第5章 燭台切光忠
人魚が宙を舞う。
さながら海中を泳ぐかのように。美しい歌声と溢れんばかりの笑顔で、人魚姫は海底に見立てた空間を舞う。
審神者が取った予約券は、「海中を統べる王の末姫のデビューコンサート」という設定のショーを見る為のものだった。円形の劇場の上部空間を海中に見立てて、宙釣りにされた演者が物語を進めていく。フィナーレでは観客席の通路を海の生き物に扮したダンサー達が練り歩く。末姫のデビューコンサートは無事成功し、海のものも陸のものも皆一体となってそれを祝う。和やかな雰囲気でショーは終了した。
「……光忠、光忠ってば!」
審神者の呼ぶ声でようやく我に返った光忠が周囲を見渡すと、他の観客達はほとんどが退場していた。ポツポツと残る観客達も、帰り支度は済んでいるようで出口へ向かおうとしている。慌てて立ち上がった光忠は、苦笑いする審神者に引っ張られるようにして劇場から出た。そのまま開場前に時間を潰していたレストランでドリンクを買い、手近な席に腰掛ける。そこでようやく光忠は口を開いた。
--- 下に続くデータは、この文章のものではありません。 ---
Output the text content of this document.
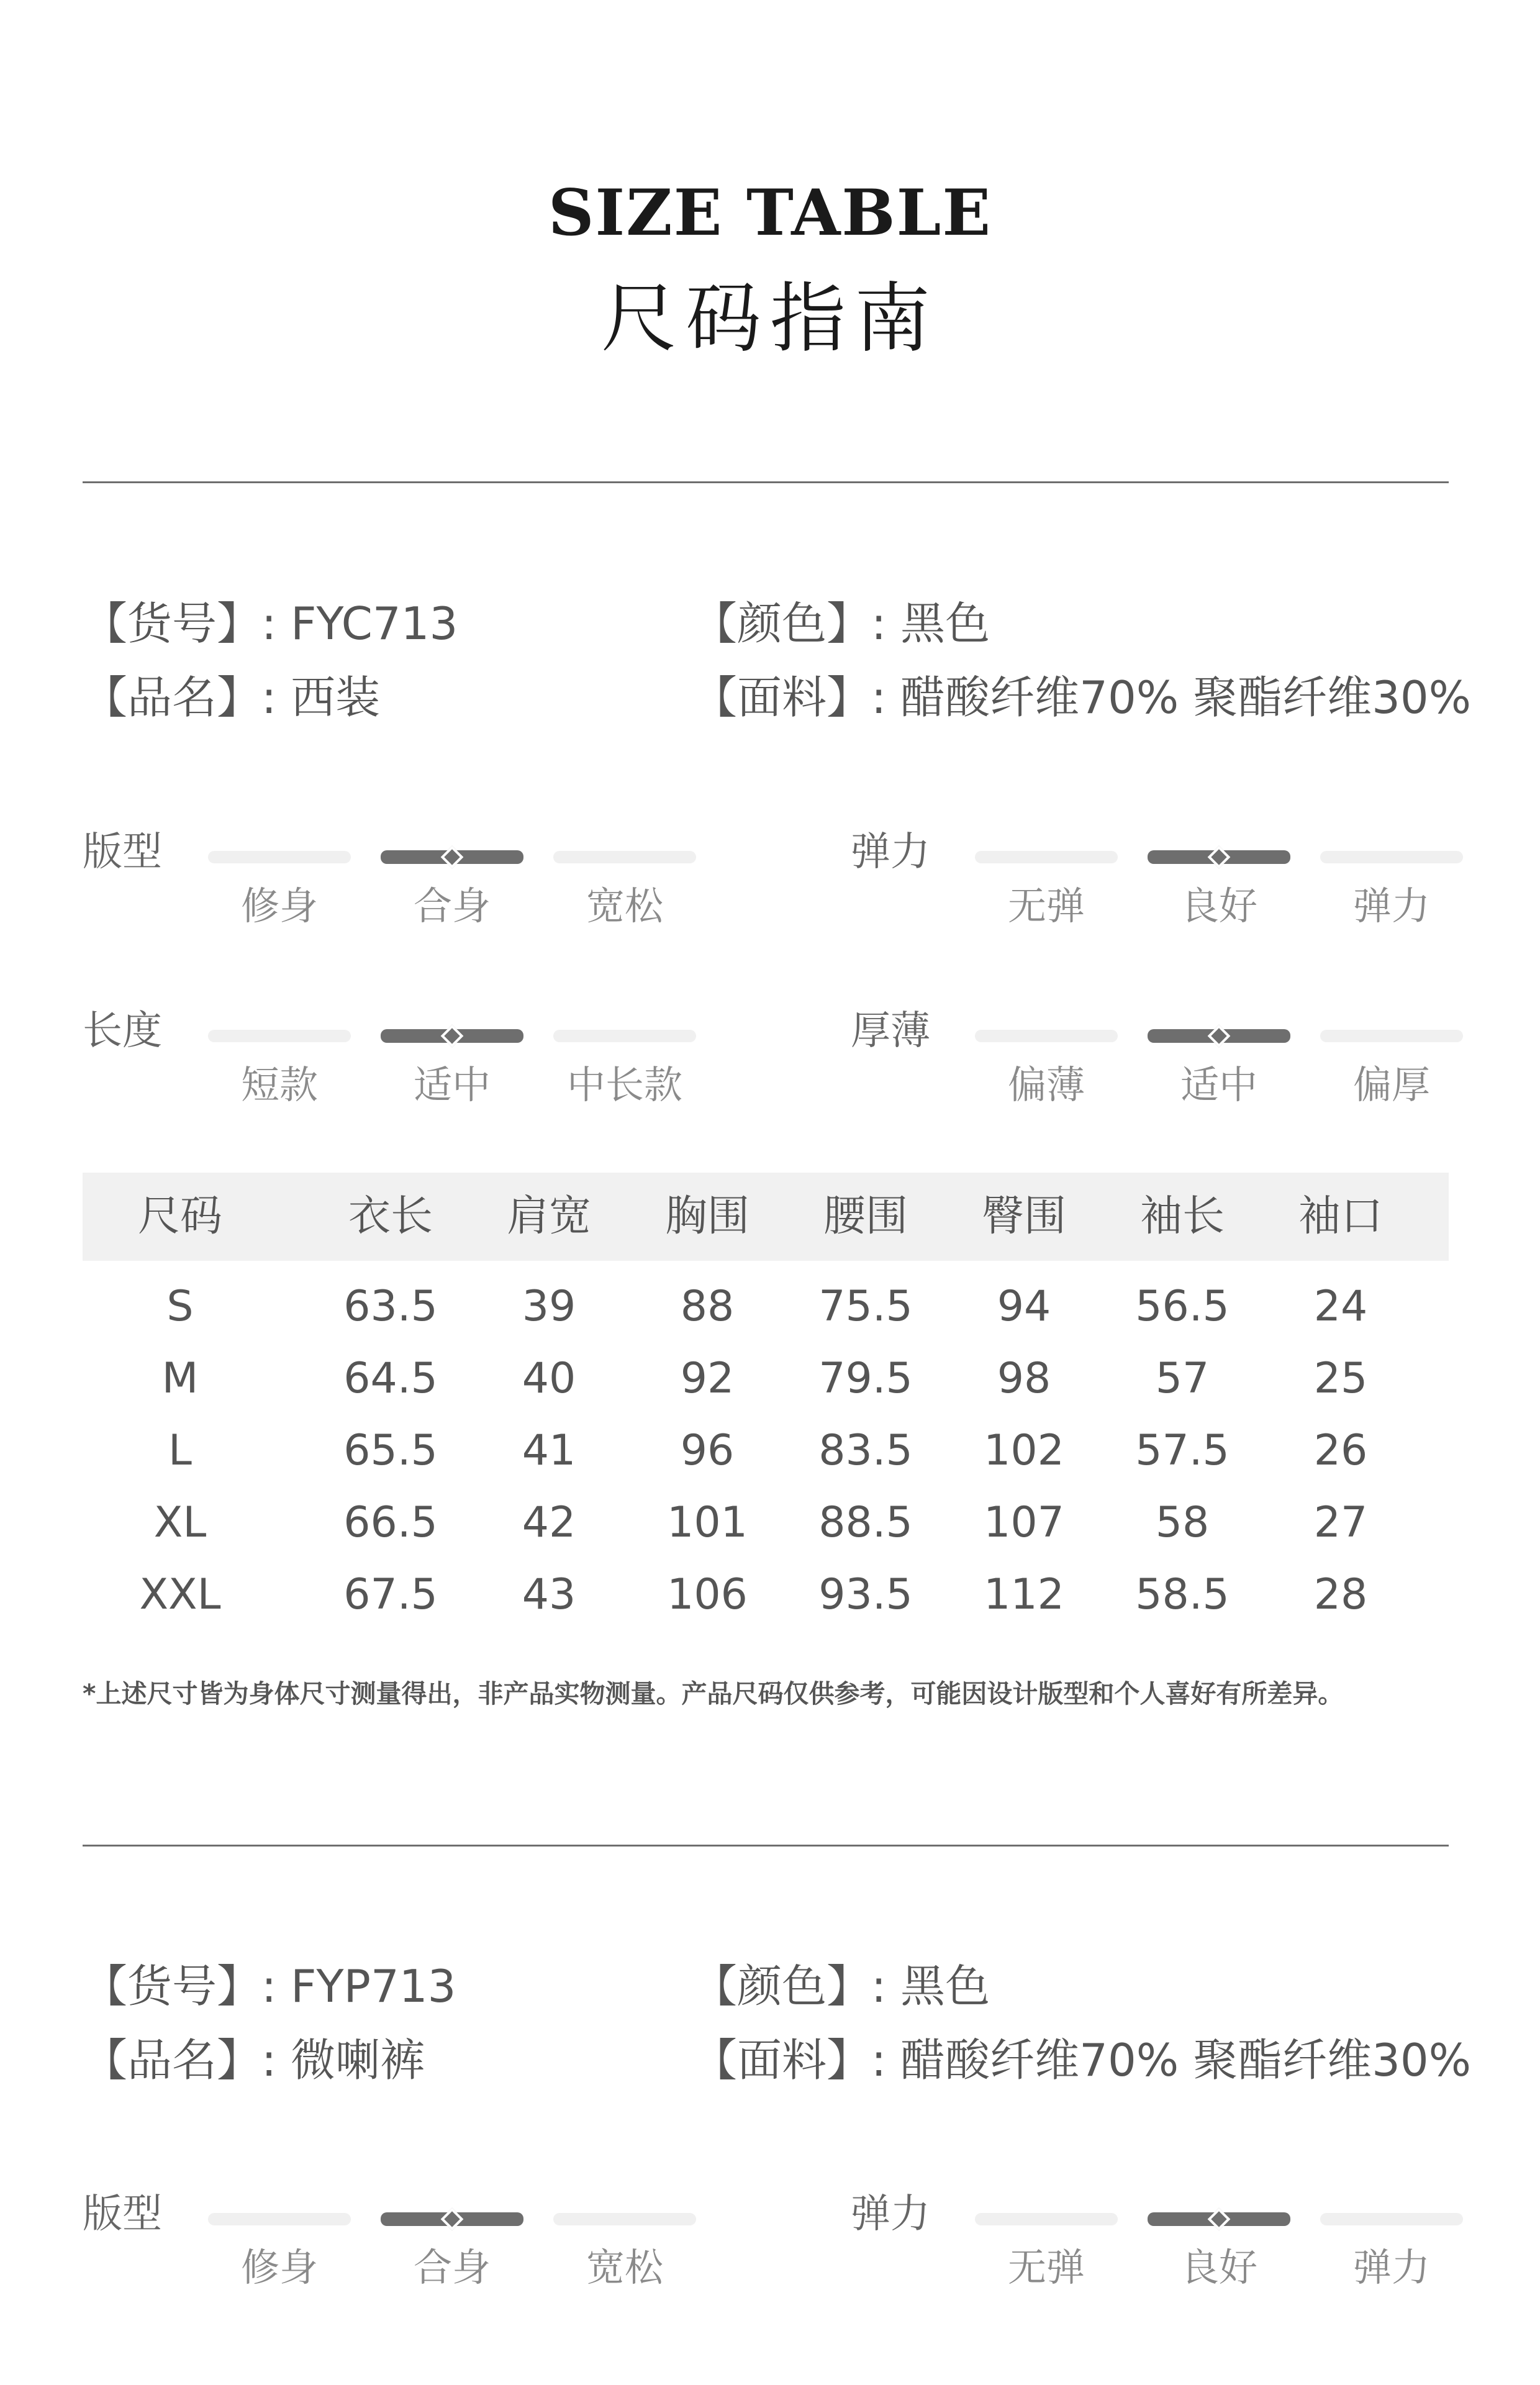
SIZE TABLE
尺码指南
【货号】: FYC713
【品名】: 西装
【颜色】: 黑色
【面料】: 醋酸纤维70% 聚酯纤维30%
版型
修身	合身	宽松
弹力
无弹	良好	弹力
长度
短款	适中	中长款
厚薄
偏薄	适中	偏厚
尺码	衣长	肩宽	胸围	腰围	臀围	袖长	袖口
S	63.5	39	88	75.5	94	56.5	24
M	64.5	40	92	79.5	98	57	25
L	65.5	41	96	83.5	102	57.5	26
XL	66.5	42	101	88.5	107	58	27
XXL	67.5	43	106	93.5	112	58.5	28
*上述尺寸皆为身体尺寸测量得出，非产品实物测量。产品尺码仅供参考，可能因设计版型和个人喜好有所差异。
【货号】: FYP713
【品名】: 微喇裤
【颜色】: 黑色
【面料】: 醋酸纤维70% 聚酯纤维30%
版型
修身	合身	宽松
弹力
无弹	良好	弹力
「なんて言ったらいいんだろうね……もう言葉も出ないよ」
「私もこのショーになってからは初めて見たけど、感動するよね」
一分の隙もなく計算され尽くしたショーは、圧巻の一言だった。身体中を巡る感動に、光忠も審神者も言葉が出てこない。ただ黙ってドリンクを口に運ぶ。暫しの沈黙の後、光忠がぽつりと言った。
「みなみがここは大丈夫だって言った訳がわかったような気がするよ」
それを聞いた審神者は、一瞬目を瞠るとクスリと笑みを零した。
「でしょ?でもまだまだこんなものじゃないのよここは」
「え?まだ上があるの?僕これだけでも充分過ぎるくらいなんだけど」
光忠の言葉に、審神者は悪戯を思いついた子供のような顔で笑って言った。
「一期には悪いけど、今日はちょっとゆっくりさせてもらいましょう。お楽しみは最後まで取っておくものよ」
本日も一時間説教コース確定である。